So for the first time since 2015, I’m giving myself permission to only read the reported ICWA cases rather than all of the unreported ones. So what does California do? Start reporting way more cases! Five in this first quarter (as opposed to 1 in 2021).
This case itself notes that this is not a particularly unique, but that by reporting it, just the reporting might lead to compliance.
We publish our opinion not because the errors that occurred are novel but because they are too common. Child protective agencies and juvenile courts have important obligations under ICWA. Failing to satisfy them serves only to add unnecessary uncertainty and delay into proceedings that are already difficult for the children, family members, and caretakers involved. Delayed investigation may also disadvantage tribes in cases where it turns out ICWA does apply, as their opportunity to assume jurisdiction or intervene will come at a late stage in the proceeding.
Unfortunately, I don’t think just reporting a case will lead to compliance, especially when this is the final result:
We conditionally reverse the section 366.26 orders.

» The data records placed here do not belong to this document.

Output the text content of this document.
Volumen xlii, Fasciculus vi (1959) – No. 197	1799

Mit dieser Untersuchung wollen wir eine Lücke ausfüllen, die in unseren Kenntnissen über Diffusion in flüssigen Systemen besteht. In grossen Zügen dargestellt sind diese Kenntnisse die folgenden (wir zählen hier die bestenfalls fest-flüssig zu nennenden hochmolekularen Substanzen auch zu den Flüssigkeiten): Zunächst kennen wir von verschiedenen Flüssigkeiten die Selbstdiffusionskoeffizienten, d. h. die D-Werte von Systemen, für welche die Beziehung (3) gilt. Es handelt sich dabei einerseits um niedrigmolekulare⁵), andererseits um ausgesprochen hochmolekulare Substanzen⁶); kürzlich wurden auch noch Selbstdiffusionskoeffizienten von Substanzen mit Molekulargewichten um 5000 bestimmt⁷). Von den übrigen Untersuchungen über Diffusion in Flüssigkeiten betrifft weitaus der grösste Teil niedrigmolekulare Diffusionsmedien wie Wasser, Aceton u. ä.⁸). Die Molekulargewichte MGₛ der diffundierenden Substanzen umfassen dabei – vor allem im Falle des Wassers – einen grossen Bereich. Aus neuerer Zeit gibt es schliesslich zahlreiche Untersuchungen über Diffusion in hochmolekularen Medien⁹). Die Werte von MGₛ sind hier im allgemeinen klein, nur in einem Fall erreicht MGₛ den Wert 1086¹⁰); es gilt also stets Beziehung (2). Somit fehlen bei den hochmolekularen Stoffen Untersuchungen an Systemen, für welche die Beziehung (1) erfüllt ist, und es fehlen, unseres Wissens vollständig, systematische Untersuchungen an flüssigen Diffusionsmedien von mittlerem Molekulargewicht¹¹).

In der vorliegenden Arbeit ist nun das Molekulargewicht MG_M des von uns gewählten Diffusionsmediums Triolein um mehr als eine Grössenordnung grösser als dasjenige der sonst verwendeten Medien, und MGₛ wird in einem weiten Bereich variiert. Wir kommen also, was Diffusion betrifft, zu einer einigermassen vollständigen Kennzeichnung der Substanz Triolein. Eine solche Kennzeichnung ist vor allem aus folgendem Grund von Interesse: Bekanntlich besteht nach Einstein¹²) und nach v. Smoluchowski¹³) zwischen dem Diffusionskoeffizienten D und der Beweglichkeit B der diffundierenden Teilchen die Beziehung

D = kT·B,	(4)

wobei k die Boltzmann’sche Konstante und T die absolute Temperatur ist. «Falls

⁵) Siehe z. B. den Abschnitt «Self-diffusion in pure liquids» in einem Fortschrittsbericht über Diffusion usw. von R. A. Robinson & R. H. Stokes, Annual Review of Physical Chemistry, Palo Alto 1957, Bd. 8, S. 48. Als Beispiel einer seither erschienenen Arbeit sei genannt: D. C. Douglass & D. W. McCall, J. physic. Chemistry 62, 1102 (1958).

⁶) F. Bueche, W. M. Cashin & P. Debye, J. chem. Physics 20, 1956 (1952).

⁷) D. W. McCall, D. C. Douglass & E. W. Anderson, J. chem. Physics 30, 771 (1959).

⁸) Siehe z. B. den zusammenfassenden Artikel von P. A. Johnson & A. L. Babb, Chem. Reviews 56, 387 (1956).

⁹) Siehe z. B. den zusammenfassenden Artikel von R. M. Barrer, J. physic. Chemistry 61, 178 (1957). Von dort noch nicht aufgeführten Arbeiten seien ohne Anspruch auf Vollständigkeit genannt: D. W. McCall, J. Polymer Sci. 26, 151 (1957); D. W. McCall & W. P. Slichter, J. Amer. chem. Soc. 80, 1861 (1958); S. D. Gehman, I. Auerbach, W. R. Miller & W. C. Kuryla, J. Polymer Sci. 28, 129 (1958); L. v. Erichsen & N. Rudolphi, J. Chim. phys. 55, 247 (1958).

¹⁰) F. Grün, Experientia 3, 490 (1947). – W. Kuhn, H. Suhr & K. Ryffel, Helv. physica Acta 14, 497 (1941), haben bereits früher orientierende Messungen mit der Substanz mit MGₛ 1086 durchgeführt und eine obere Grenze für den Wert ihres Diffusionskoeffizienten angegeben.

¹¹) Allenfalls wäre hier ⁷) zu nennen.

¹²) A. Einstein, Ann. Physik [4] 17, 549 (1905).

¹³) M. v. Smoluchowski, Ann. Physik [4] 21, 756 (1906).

On remand, the juvenile court shall (1) direct CFS to comply with the inquiry and notice provisions of ICWA and sections 224.2 and 224.3 and update the court on their inquiry and the tribes’ responses and (2) determine whether ICWA applies. If the court determines ICWA does not apply, the orders terminating parental rights shall be reinstated and further proceedings conducted, as appropriate.
I haven’t crunched the numbers, but I am not convinced conditional reversal helps with compliance. Vivek Sankaran made this argument in the In re Morris case here in Michigan, and the sheer numbers in California indicate conditional reversal doesn’t seem to do much to change practice. I’m not sure reporting the case will change that. I still believe we should be reporting far more of the ICWA cases than we currently do, given that only about 20% of total ICWA appellate cases are reported.